President Obama pushed for universal broadband connection but it seems there is still a long way to go, especially if some people simply feel they have no need or have no money for it. Certainly, the figures indicate that there is a higher percentage of US household without Internet connection than there are Philippine households with no cellphones at all.

The thing to note here is to understand, especially those of us who work in the computer industry, that while we keep harping over the years on how technology can change our lives, there is a significant number of people who just don’t care. They have no interest and just want to get something that works without complication.

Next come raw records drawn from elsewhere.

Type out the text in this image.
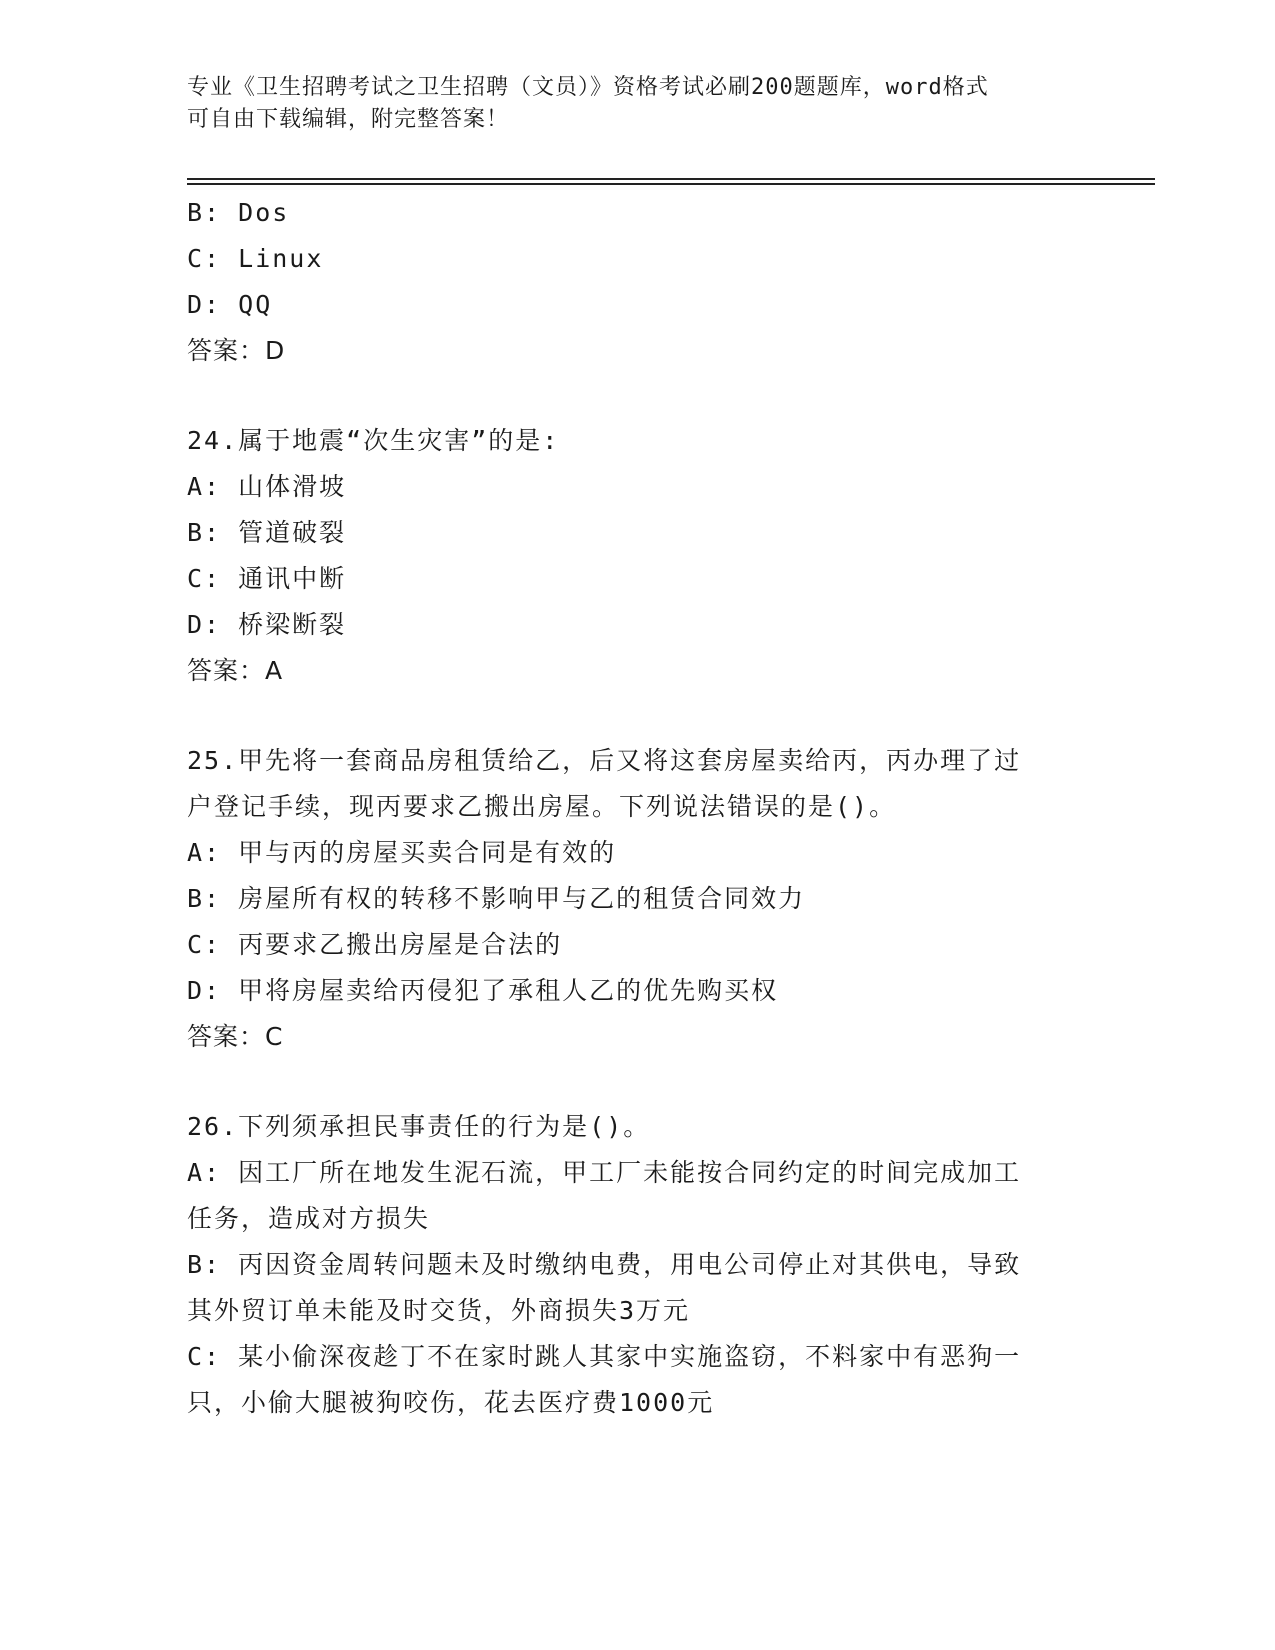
专业《卫生招聘考试之卫生招聘（文员）》资格考试必刷200题题库，word格式
可自由下载编辑，附完整答案！
B: Dos
C: Linux
D: QQ
答案：D
24.属于地震“次生灾害”的是:
A: 山体滑坡
B: 管道破裂
C: 通讯中断
D: 桥梁断裂
答案：A
25.甲先将一套商品房租赁给乙，后又将这套房屋卖给丙，丙办理了过
户登记手续，现丙要求乙搬出房屋。下列说法错误的是()。
A: 甲与丙的房屋买卖合同是有效的
B: 房屋所有权的转移不影响甲与乙的租赁合同效力
C: 丙要求乙搬出房屋是合法的
D: 甲将房屋卖给丙侵犯了承租人乙的优先购买权
答案：C
26.下列须承担民事责任的行为是()。
A: 因工厂所在地发生泥石流，甲工厂未能按合同约定的时间完成加工
任务，造成对方损失
B: 丙因资金周转问题未及时缴纳电费，用电公司停止对其供电，导致
其外贸订单未能及时交货，外商损失3万元
C: 某小偷深夜趁丁不在家时跳人其家中实施盗窃，不料家中有恶狗一
只，小偷大腿被狗咬伤，花去医疗费1000元
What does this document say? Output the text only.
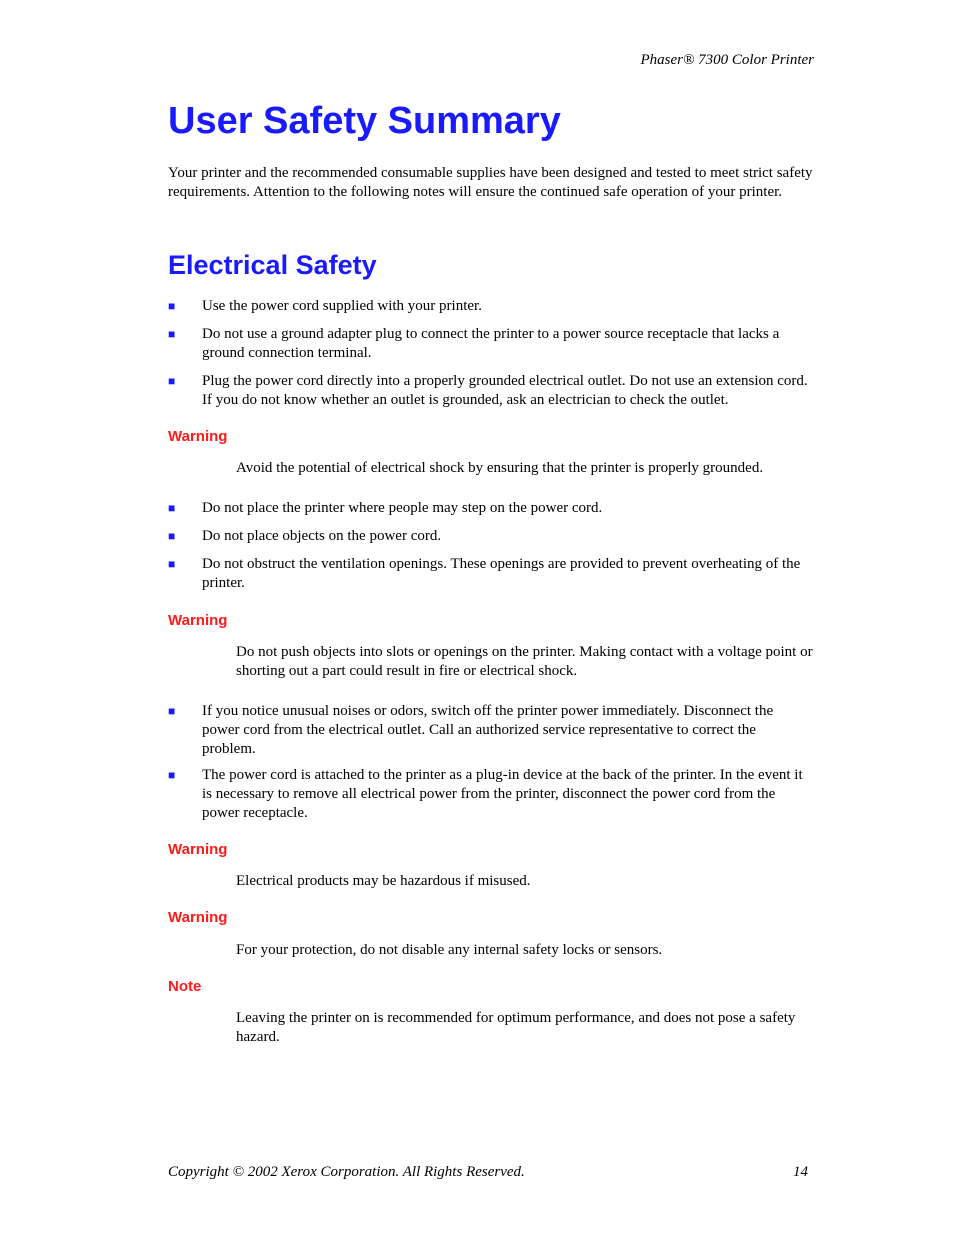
Phaser® 7300 Color Printer
User Safety Summary
Your printer and the recommended consumable supplies have been designed and tested to meet strict safety requirements. Attention to the following notes will ensure the continued safe operation of your printer.
Electrical Safety
■	Use the power cord supplied with your printer.
■	Do not use a ground adapter plug to connect the printer to a power source receptacle that lacks a ground connection terminal.
■	Plug the power cord directly into a properly grounded electrical outlet. Do not use an extension cord. If you do not know whether an outlet is grounded, ask an electrician to check the outlet.
Warning
Avoid the potential of electrical shock by ensuring that the printer is properly grounded.
■	Do not place the printer where people may step on the power cord.
■	Do not place objects on the power cord.
■	Do not obstruct the ventilation openings. These openings are provided to prevent overheating of the printer.
Warning
Do not push objects into slots or openings on the printer. Making contact with a voltage point or shorting out a part could result in fire or electrical shock.
■	If you notice unusual noises or odors, switch off the printer power immediately. Disconnect the power cord from the electrical outlet. Call an authorized service representative to correct the problem.
■	The power cord is attached to the printer as a plug-in device at the back of the printer. In the event it is necessary to remove all electrical power from the printer, disconnect the power cord from the power receptacle.
Warning
Electrical products may be hazardous if misused.
Warning
For your protection, do not disable any internal safety locks or sensors.
Note
Leaving the printer on is recommended for optimum performance, and does not pose a safety hazard.
Copyright © 2002 Xerox Corporation. All Rights Reserved.	14
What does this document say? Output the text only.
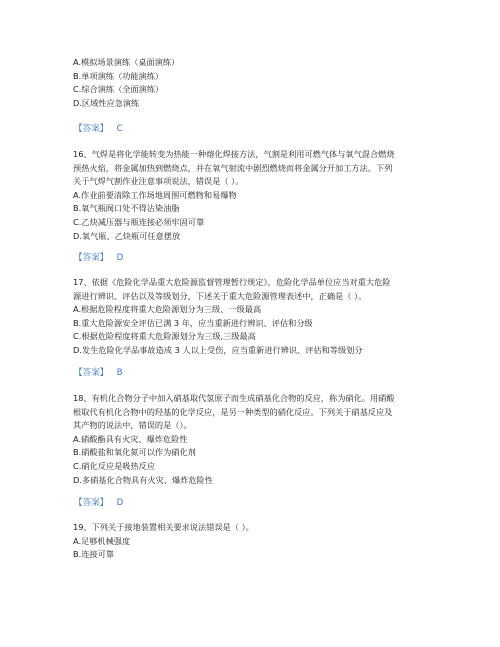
A.模拟场景演练（桌面演练）
B.单项演练（功能演练）
C.综合演练（全面演练）
D.区域性应急演练
【答案】   C
16、气焊是将化学能转变为热能一种熔化焊接方法，气割是利用可燃气体与氧气混合燃烧
预热火焰，将金属加热到燃烧点，并在氧气射流中剧烈燃烧而将金属分开加工方法。下列
关于气焊气割作业注意事项说法，错误是（ ）。
A.作业前要清除工作场地周围可燃物和易爆物
B.氧气瓶阀口处不得沾染油脂
C.乙炔减压器与瓶连接必须牢固可靠
D.氧气瓶、乙炔瓶可任意摆放
【答案】   D
17、依据《危险化学品重大危险源监督管理暂行规定》，危险化学品单位应当对重大危险
源进行辨识、评估以及等级划分，下述关于重大危险源管理表述中，正确是（ ）。
A.根据危险程度将重大危险源划分为三级、一级最高
B.重大危险源安全评估已满 3 年，应当重新进行辨识、评估和分级
C.根据危险程度将重大危险源划分为三级,三级最高
D.发生危险化学品事故造成 3 人以上受伤，应当重新进行辨识、评估和等级划分
【答案】   B
18、有机化合物分子中加入硝基取代氢原子而生成硝基化合物的反应，称为硝化。用硝酸
根取代有机化合物中的羟基的化学反应，是另一种类型的硝化反应。下列关于硝基反应及
其产物的说法中，错误的是（）。
A.硝酸酯具有火灾、爆炸危险性
B.硝酸盐和氧化氮可以作为硝化剂
C.硝化反应是吸热反应
D.多硝基化合物具有火灾、爆炸危险性
【答案】   D
19、下列关于接地装置相关要求说法错误是（ ）。
A.足够机械强度
B.连接可靠
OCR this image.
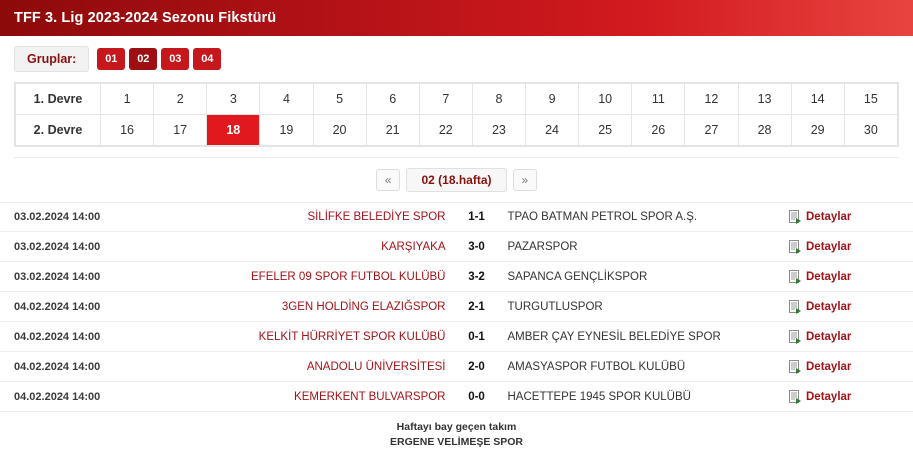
TFF 3. Lig 2023-2024 Sezonu Fikstürü
Gruplar:	01	02	03	04
1. Devre	1	2	3	4	5	6	7	8	9	10	11	12	13	14	15
2. Devre	16	17	18	19	20	21	22	23	24	25	26	27	28	29	30
«	02 (18.hafta)	»
03.02.2024 14:00	SİLİFKE BELEDİYE SPOR	1-1	TPAO BATMAN PETROL SPOR A.Ş.	Detaylar
03.02.2024 14:00	KARŞIYAKA	3-0	PAZARSPOR	Detaylar
03.02.2024 14:00	EFELER 09 SPOR FUTBOL KULÜBÜ	3-2	SAPANCA GENÇLİKSPOR	Detaylar
04.02.2024 14:00	3GEN HOLDİNG ELAZIĞSPOR	2-1	TURGUTLUSPOR	Detaylar
04.02.2024 14:00	KELKİT HÜRRİYET SPOR KULÜBÜ	0-1	AMBER ÇAY EYNESİL BELEDİYE SPOR	Detaylar
04.02.2024 14:00	ANADOLU ÜNİVERSİTESİ	2-0	AMASYASPOR FUTBOL KULÜBÜ	Detaylar
04.02.2024 14:00	KEMERKENT BULVARSPOR	0-0	HACETTEPE 1945 SPOR KULÜBÜ	Detaylar
Haftayı bay geçen takım
ERGENE VELİMEŞE SPOR
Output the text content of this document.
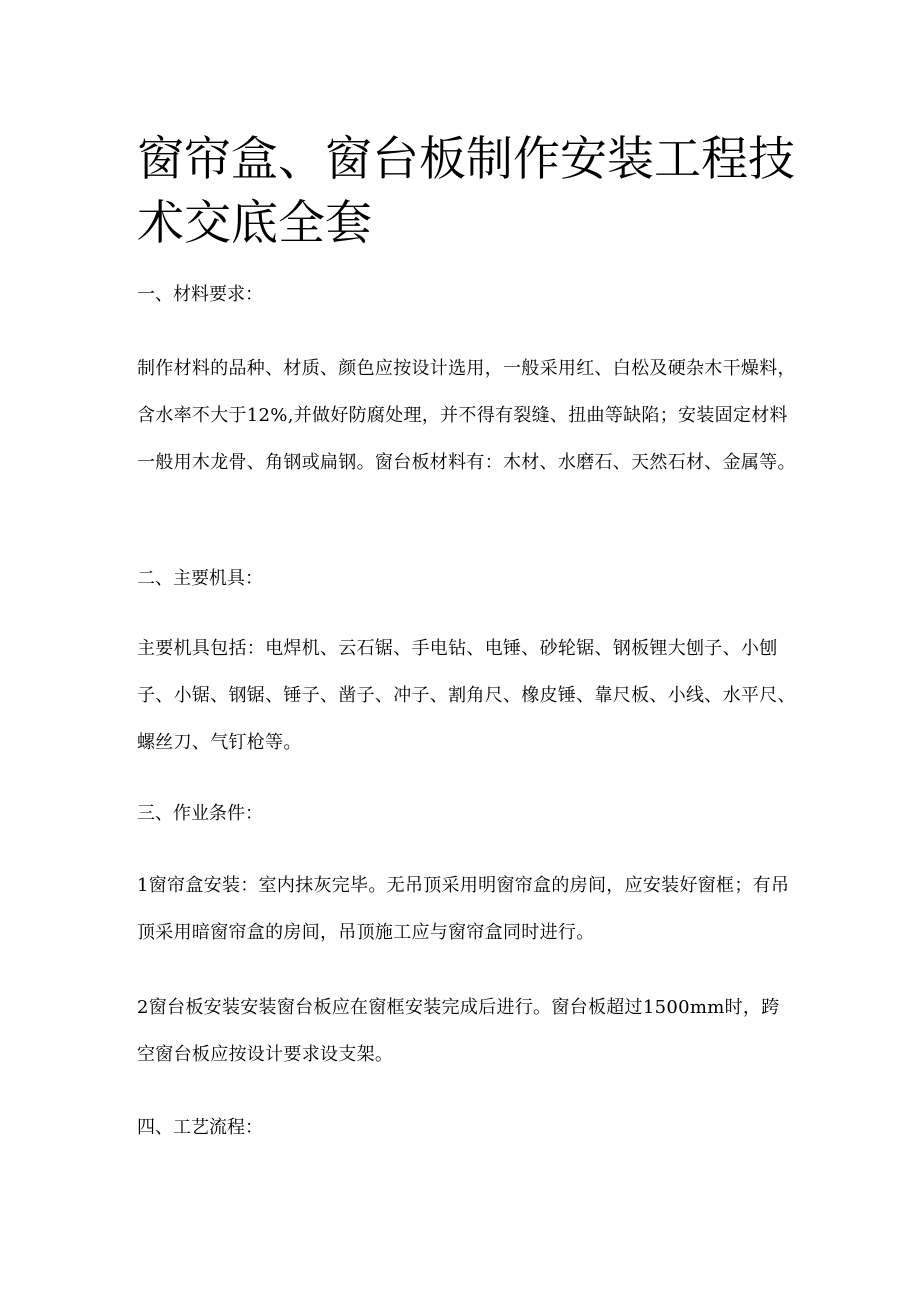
窗帘盒、窗台板制作安装工程技术交底全套

一、材料要求：

制作材料的品种、材质、颜色应按设计选用，一般采用红、白松及硬杂木干燥料，含水率不大于12%,并做好防腐处理，并不得有裂缝、扭曲等缺陷；安装固定材料一般用木龙骨、角钢或扁钢。窗台板材料有：木材、水磨石、天然石材、金属等。

二、主要机具：

主要机具包括：电焊机、云石锯、手电钻、电锤、砂轮锯、钢板锂大刨子、小刨子、小锯、钢锯、锤子、凿子、冲子、割角尺、橡皮锤、靠尺板、小线、水平尺、螺丝刀、气钉枪等。

三、作业条件：

1窗帘盒安装：室内抹灰完毕。无吊顶采用明窗帘盒的房间，应安装好窗框；有吊顶采用暗窗帘盒的房间，吊顶施工应与窗帘盒同时进行。

2窗台板安装安装窗台板应在窗框安装完成后进行。窗台板超过1500mm时，跨空窗台板应按设计要求设支架。

四、工艺流程：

In fact, in an interesting video, Google showed an interviewer going around New York City asking people what a browser is. Many don’t know (only eight percent of the people asked answered correctly, and if you know what a browser is, you probably are more sophisticated than most of the New Yorkers on the street). In fact, a good number of them answered Yahoo or Google when asked what browser they used.

Another video I saw years back involved Oracle. When they went around the city to ask if anybody knew what Oracle does, none could give the right answer.

If you really think about it, the products that have been most successful are not those that are sophisticated, but generally, those that are easiest to use. Why did people go for Windows? Because it certainly was much easier to use than DOS. Why do some people swear by the Mac? Most people will say it’s cool, but people I know who switch from Windows say in unison – it’s much easier to use.

This is the reason, despite it being trumpeted as free, Linux still does not have many users in the desktop. For many, it was just too difficult. Meanwhile, there are now several contenders for the smart phone. There is Windows Mobile (now planning to release version 7) which has been in the market for over 10 years. Then there is the Blackberry, Palm Pre, and Google Android.

There is one thing in common with these four systems, they are said to be better and more sophisticated in some respects than the iPhone. For one, they can multitask and run several applications, while the iPhones have to do these one at a time.

However, the iPhone outsells and outshines the four systems. People say it’s because of Apple, but then maybe Apple’s genius is not just in marketing, but in designing things that are more intuitive and easier to use. And that should be all what we in the tech industry should always remember! If you want mass adoption, keep it simple and easy!